Catch-up growth (CUG) after food restriction can increase the risks for insulin resistance-related diseases, and to our knowledge, no previous studies have addressed how bone is influenced by CUG when refeeding diet content differs. The objective of this study was to investigate the bone status resulting from CUG induced by varying refeeding dietary patterns, and to assess the potential influencing factors and the effect of resveratrol on bone status during CUG. Experimental rats were randomly divided into five groups: normal chow (NC) group; CUG group (CUG, containing two subgroups, respectively, refeeding with normal chow or high-fat diet); high-fat diet (HF) group; and resveratrol intervention groups (CUGE and HFE). Bone parameters were detected by dual-energy X-ray absorptiometry. Serum concentrations of tumor necrosis factor (TNF)-α, body weight and food intake were also recorded. Our results showed that food restriction induced a significant decrease in bone parameters. Eight-week CUG by normal chow had a greater degree of improvement in bone mineral density than high-fat diet, and even returned to normal level similar to NC. Bone parameters were elevated in varying degrees in the HF group compared with the NC group. In the resveratrol intervention groups, bone parameters significantly increased. Furthermore, bone parameters were inversely related with serum TNF-α concentrations, but showed positive correlation with body weight. In conclusion, the study shows that CUG can partially reverse the deleterious effects of caloric restriction on bone health, especially in the refeeding with normal chow group.

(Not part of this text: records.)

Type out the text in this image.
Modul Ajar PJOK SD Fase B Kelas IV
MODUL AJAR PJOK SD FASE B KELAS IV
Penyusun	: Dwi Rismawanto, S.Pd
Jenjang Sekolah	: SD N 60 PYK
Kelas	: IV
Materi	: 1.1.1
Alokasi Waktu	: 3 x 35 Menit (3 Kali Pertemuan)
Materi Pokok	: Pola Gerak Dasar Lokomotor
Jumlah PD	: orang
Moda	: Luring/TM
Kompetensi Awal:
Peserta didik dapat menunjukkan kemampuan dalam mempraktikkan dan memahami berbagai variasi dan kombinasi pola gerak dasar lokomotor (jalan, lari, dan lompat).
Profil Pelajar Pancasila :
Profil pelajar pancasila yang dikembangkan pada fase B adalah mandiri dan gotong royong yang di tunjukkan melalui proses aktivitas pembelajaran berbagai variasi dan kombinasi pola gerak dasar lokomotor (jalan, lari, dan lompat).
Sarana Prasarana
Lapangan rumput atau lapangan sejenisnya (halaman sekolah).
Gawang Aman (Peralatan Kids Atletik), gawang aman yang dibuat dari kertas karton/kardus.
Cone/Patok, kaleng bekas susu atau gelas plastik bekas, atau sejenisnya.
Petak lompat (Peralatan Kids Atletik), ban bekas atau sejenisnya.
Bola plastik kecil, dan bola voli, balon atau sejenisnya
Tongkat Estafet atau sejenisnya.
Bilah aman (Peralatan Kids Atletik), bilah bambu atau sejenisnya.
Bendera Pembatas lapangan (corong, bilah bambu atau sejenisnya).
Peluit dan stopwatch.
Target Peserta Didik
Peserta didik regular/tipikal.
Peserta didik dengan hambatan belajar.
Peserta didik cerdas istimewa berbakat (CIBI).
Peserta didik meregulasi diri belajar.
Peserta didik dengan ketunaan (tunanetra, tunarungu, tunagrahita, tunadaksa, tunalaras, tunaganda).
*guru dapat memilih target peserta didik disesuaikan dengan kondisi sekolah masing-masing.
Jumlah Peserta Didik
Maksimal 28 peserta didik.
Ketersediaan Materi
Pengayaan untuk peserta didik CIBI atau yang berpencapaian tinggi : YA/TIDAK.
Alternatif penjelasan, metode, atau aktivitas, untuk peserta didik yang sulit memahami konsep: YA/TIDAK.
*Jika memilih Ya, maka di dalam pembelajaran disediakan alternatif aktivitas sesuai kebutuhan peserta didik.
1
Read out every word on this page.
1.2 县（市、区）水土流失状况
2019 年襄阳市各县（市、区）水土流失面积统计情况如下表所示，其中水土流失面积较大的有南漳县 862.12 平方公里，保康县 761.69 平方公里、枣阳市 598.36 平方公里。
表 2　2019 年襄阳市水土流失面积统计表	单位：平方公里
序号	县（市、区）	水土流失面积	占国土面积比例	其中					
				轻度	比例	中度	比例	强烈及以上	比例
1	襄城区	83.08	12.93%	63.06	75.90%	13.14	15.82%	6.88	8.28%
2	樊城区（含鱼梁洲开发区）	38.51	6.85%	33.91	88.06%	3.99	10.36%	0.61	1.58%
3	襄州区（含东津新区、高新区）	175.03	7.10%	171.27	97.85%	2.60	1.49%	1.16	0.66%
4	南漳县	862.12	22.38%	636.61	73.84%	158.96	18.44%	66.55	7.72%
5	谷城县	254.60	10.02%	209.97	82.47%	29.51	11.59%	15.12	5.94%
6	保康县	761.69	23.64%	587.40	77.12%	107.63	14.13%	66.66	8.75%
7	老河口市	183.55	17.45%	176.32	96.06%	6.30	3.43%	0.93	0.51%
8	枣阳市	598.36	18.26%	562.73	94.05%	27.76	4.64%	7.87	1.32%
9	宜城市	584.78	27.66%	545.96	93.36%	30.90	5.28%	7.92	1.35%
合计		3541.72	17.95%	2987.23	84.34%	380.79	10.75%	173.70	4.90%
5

Moreover, resveratrol has a protective effect on bone status during the period of CUG. Serum TNF-α levels and body weight also seem to play an important role in regulating bone parameters.

Chen LL, Wang SX, Dai Y, Buckoreelall P…
Exp. Biol. Med. (Maywood) Mar 2012
PMID: 22442358

Resveratrol + Enalapril Improves Microcirculation and Prevents Microfractures in Rats


[Comparative evaluation of the osteoprotective effects of resveratrol and resveratrol/enalapril combination in the treatment of experimental osteoporosis].

The osteoprotective effect of resveratrol and a combination of resveratrol with enalapril has been investigated in white Wistar female rats with experimental osteoporosis. It is established that, in rats after ovariectomy, the endothelial dysfunction of microcirculation vessels of the osteal tissue is developed, resulting in the occurrence of osteoporosis. Resveratrol and the combination of resveratrol with enalapril prevented depression of the microcirculation level in the osteal tissue, thus preventing the thinning of osteal trabecules and preventing their microfractures.